MESA, Ariz. - Shawon Dunston Jr. wore a white No. 90 jersey with nothing across the back, no famous last name.
He had no idea he'd be exchanging lineup cards when he was called over on Monday from minor-league camp. Cubs manager Dale Sveum and bench coach Jamie Quirk told him: You're going to see your dad.
Shawon - the San Francisco Giants coach, the Brooklyn kid the Cubs picked No. 1 overall in the 1982 draft - walked out to home plate and hugged his son twice. Shawon Jr.'s mother and sister were among the 13,374 fans inside HoHoKam Stadium watching the family reunion.
"Pretty fun, pretty surreal," Shawon Jr. said. "This was a dream when I was a little kid, trying to be in the big leagues. I got a taste of it today and hopefully I'm here pretty soon."
Shawon was seen wiping away tears after hugging his son again after the Giants beat the Cubs 9-3. He later struggled for words, telling the San Francisco writers "I'm very proud" before pausing a moment and running back onto the team bus. The pictures said everything.
Shawon Jr., 20, didn't get a scouting report from his dad before facing Sergio Romo in the ninth inning. He worked a full count against the World Series hero and singled through the hole at shortstop.

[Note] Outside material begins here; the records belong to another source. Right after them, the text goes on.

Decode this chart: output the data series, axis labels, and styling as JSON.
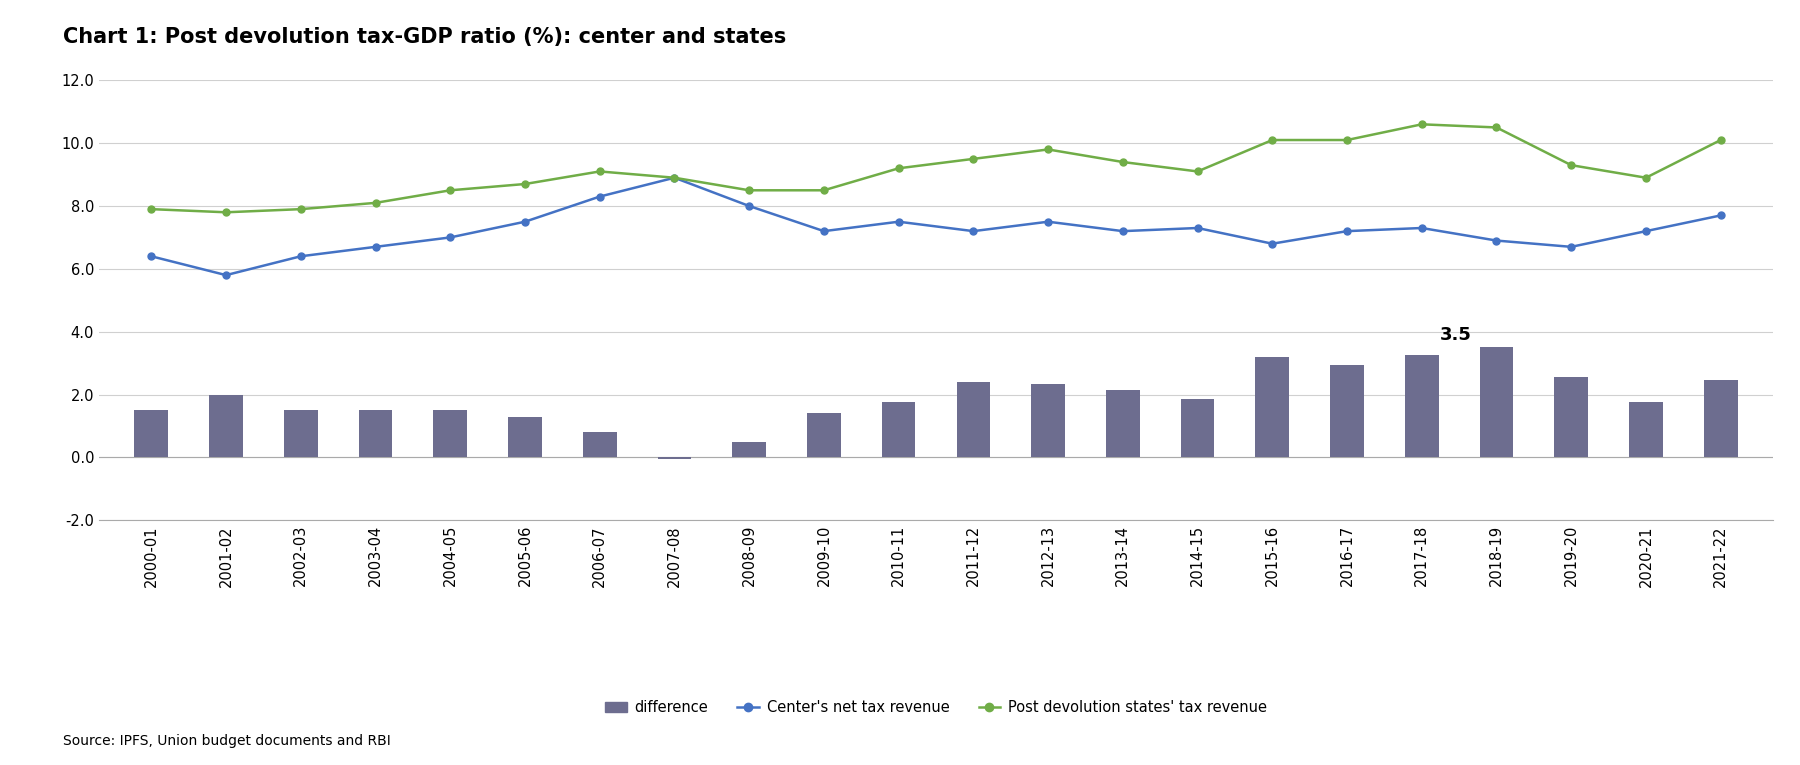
{
  "title": "Chart 1: Post devolution tax-GDP ratio (%): center and states",
  "source": "Source: IPFS, Union budget documents and RBI",
  "years": [
    "2000-01",
    "2001-02",
    "2002-03",
    "2003-04",
    "2004-05",
    "2005-06",
    "2006-07",
    "2007-08",
    "2008-09",
    "2009-10",
    "2010-11",
    "2011-12",
    "2012-13",
    "2013-14",
    "2014-15",
    "2015-16",
    "2016-17",
    "2017-18",
    "2018-19",
    "2019-20",
    "2020-21",
    "2021-22"
  ],
  "center_net": [
    6.4,
    5.8,
    6.4,
    6.7,
    7.0,
    7.5,
    8.3,
    8.9,
    8.0,
    7.2,
    7.5,
    7.2,
    7.5,
    7.2,
    7.3,
    6.8,
    7.2,
    7.3,
    6.9,
    6.7,
    7.2,
    7.7
  ],
  "states_post": [
    7.9,
    7.8,
    7.9,
    8.1,
    8.5,
    8.7,
    9.1,
    8.9,
    8.5,
    8.5,
    9.2,
    9.5,
    9.8,
    9.4,
    9.1,
    10.1,
    10.1,
    10.6,
    10.5,
    9.3,
    8.9,
    10.1
  ],
  "difference": [
    1.5,
    2.0,
    1.5,
    1.5,
    1.5,
    1.3,
    0.8,
    -0.05,
    0.5,
    1.4,
    1.75,
    2.4,
    2.35,
    2.15,
    1.85,
    3.2,
    2.95,
    3.25,
    3.5,
    2.55,
    1.75,
    2.45
  ],
  "annotate_year_idx": 18,
  "annotate_value": "3.5",
  "bar_color": "#6d6d8f",
  "center_line_color": "#4472c4",
  "states_line_color": "#70ad47",
  "ylim": [
    -2.0,
    12.0
  ],
  "yticks": [
    -2.0,
    0.0,
    2.0,
    4.0,
    6.0,
    8.0,
    10.0,
    12.0
  ],
  "background_color": "#ffffff",
  "grid_color": "#d0d0d0",
  "title_fontsize": 15,
  "tick_fontsize": 10.5,
  "legend_fontsize": 10.5,
  "source_fontsize": 10
}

"I knew what he had, because I'm a big Giants fan," Shawon Jr. said. "I'm not going to sit here and be secret about it. I'm from the Bay Area, so I watch him all the time and I know the whole team. It was pretty nice facing him."

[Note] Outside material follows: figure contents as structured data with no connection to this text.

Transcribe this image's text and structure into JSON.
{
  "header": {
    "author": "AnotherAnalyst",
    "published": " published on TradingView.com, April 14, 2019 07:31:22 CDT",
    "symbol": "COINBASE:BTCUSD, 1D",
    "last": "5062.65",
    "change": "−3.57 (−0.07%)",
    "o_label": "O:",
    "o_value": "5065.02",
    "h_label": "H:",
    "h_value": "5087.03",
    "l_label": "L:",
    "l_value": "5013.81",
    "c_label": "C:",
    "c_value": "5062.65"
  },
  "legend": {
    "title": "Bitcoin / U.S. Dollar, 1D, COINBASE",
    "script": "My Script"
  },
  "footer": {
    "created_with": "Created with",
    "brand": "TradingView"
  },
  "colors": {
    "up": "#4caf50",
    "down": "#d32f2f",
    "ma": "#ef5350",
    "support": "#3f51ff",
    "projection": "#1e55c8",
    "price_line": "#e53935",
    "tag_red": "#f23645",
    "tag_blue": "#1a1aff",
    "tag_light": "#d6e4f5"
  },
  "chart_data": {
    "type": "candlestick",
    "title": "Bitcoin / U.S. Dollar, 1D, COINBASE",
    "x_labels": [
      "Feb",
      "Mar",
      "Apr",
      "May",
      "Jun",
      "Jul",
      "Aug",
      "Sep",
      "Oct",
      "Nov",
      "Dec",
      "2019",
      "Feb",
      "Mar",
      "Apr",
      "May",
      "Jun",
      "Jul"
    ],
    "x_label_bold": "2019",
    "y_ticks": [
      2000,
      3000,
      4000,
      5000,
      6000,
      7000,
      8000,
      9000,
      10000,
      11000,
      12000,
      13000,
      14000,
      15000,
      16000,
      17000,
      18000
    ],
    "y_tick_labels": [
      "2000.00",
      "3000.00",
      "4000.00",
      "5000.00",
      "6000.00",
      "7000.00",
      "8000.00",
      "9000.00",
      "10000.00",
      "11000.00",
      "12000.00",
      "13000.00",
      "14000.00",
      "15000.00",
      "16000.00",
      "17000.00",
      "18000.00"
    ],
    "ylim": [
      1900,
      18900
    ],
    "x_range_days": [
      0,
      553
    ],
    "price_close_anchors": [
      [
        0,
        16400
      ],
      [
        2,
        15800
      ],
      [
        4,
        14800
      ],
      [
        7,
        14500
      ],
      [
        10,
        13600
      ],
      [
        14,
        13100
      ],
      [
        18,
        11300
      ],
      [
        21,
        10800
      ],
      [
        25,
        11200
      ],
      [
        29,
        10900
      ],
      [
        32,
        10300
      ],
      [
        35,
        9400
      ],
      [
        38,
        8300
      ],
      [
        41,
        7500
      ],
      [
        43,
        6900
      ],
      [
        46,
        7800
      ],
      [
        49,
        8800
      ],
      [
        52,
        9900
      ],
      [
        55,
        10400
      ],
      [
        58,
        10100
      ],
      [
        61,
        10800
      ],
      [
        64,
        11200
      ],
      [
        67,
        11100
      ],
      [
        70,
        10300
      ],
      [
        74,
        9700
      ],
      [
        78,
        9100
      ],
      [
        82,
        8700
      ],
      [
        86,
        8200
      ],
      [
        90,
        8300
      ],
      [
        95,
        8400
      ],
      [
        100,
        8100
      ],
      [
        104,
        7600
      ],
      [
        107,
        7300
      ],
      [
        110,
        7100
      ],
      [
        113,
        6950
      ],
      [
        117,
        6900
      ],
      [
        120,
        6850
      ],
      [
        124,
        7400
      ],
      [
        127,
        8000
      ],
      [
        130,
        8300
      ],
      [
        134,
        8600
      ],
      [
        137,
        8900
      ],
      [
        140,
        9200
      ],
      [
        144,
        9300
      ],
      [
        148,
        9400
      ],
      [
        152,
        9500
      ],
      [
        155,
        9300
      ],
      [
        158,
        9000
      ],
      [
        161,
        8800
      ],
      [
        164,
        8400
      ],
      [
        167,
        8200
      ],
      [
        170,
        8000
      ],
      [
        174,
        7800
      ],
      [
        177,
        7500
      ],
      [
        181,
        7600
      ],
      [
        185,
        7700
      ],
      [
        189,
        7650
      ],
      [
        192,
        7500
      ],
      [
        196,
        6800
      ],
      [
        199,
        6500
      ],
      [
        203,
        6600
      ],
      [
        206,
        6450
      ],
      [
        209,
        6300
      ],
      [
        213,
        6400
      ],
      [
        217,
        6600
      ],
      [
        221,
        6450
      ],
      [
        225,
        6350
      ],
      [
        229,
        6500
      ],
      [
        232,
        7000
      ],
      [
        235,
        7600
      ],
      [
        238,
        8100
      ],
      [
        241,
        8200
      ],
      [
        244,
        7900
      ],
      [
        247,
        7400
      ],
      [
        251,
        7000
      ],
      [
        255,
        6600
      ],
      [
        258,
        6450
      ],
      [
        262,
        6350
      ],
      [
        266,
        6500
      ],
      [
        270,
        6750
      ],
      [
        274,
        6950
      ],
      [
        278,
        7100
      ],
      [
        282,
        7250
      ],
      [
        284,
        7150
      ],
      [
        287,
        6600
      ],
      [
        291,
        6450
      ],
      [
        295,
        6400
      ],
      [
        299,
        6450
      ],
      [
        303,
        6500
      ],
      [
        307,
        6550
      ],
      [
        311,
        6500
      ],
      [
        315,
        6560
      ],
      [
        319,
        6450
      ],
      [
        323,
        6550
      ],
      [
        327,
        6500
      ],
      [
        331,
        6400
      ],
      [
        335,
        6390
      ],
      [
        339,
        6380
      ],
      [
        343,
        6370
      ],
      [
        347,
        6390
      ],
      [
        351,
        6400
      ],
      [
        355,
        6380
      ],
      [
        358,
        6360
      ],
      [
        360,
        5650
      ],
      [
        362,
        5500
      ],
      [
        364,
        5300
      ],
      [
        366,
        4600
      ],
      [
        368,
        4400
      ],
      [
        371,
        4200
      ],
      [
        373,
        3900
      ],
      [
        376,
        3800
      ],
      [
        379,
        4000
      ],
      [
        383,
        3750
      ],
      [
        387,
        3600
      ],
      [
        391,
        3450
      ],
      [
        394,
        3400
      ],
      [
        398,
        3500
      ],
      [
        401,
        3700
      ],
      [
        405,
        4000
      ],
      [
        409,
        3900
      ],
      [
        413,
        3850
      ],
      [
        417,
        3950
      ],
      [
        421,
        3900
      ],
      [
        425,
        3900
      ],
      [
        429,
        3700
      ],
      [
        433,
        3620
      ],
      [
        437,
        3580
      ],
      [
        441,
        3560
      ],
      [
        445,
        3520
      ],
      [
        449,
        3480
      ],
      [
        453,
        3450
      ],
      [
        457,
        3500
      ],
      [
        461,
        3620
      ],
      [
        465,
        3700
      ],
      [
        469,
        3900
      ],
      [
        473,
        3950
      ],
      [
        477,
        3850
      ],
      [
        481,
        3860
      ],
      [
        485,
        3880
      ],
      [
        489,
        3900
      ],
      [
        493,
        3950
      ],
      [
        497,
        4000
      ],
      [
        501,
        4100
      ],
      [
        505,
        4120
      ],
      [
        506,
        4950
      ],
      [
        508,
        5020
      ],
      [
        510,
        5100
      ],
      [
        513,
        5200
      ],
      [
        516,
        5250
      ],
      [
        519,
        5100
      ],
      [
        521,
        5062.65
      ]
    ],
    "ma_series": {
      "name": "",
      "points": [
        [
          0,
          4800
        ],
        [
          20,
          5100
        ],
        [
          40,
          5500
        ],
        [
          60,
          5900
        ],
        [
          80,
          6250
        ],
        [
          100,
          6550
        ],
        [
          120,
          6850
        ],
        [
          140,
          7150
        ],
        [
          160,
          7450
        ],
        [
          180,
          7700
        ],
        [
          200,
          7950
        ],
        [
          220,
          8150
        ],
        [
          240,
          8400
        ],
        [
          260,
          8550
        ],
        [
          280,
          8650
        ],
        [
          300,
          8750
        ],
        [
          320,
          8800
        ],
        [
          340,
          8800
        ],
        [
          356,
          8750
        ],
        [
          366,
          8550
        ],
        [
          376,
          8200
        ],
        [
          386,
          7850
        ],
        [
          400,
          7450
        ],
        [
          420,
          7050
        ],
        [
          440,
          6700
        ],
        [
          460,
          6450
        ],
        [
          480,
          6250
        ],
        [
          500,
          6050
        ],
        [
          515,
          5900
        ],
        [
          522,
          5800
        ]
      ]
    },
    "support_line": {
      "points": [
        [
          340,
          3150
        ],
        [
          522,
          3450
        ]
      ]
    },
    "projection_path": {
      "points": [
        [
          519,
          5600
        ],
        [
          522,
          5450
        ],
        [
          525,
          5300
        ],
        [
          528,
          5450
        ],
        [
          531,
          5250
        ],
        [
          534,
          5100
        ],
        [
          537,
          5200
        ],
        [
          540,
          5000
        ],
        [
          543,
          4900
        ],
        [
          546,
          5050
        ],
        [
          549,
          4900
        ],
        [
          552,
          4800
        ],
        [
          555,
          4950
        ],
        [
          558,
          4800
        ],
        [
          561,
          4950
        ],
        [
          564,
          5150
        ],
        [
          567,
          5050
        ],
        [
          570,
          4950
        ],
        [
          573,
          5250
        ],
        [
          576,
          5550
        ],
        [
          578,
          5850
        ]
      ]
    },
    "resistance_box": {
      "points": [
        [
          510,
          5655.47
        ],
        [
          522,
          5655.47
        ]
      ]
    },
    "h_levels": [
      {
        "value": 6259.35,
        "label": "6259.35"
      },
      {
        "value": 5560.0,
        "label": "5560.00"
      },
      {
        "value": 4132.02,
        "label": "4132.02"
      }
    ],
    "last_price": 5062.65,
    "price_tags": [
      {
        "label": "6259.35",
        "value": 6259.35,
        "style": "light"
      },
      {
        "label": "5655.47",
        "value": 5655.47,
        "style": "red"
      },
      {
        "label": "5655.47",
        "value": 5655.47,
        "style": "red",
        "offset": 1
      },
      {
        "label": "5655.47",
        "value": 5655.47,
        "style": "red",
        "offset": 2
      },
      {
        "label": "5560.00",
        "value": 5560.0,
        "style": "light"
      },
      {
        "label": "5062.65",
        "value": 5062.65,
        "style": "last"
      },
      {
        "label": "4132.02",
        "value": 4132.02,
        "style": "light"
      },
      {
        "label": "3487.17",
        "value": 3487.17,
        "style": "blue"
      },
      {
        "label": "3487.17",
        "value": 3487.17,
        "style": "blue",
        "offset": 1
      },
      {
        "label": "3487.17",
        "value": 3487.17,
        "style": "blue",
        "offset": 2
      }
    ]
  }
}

Shawon Jr. became part of the $12 million draft class that former general manager Jim Hendry signed in August 2011 after he already knew he was fired.

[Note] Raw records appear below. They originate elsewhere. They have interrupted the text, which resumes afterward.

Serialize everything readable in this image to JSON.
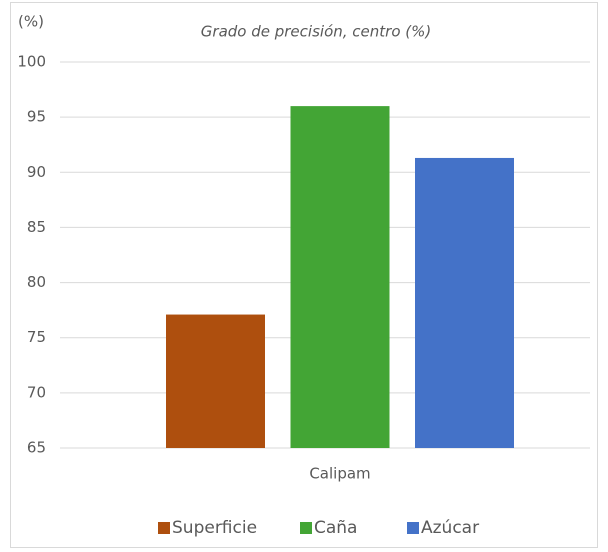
{
  "chart_data": {
    "type": "bar",
    "title": "Grado de precisión, centro (%)",
    "y_label": "(%)",
    "categories": [
      "Calipam"
    ],
    "series": [
      {
        "name": "Superficie",
        "color": "#ae4f0e",
        "values": [
          77.1
        ]
      },
      {
        "name": "Caña",
        "color": "#43a535",
        "values": [
          96.0
        ]
      },
      {
        "name": "Azúcar",
        "color": "#4472c8",
        "values": [
          91.3
        ]
      }
    ],
    "ylim": [
      65,
      100
    ],
    "yticks": [
      65,
      70,
      75,
      80,
      85,
      90,
      95,
      100
    ],
    "grid": true,
    "legend": "bottom"
  }
}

Hendry negotiated directly with Wayne Gretzky and signed The Great One's son Trevor to an above-slot deal - $375,000 for the seventh-round pick - one of several risks taken in the final draft before a new collective bargaining agreement would severely limit spending on amateur talent.
With a scholarship to Vanderbilt University, Shawon Jr. wasn't going to be easy to sign. He was still disappointed to fall to the 11th round and enrolled in summer school. Hendry closed the deal with a $1.275 million bonus for a centerfielder his staff had graded as a first-round talent.
"School's not going anywhere," Shawon Jr. said. "But like my parents said: If you want to start something, live a dream, play in the big leagues...go ahead and do it."
Shawon Jr. split last season between Class-A Boise and the rookie league team in Mesa and hears his father's voice all the time.
"Right now you're playing with men," Shawon Jr. said. "It's not a little boy's game anymore. You're playing for something now."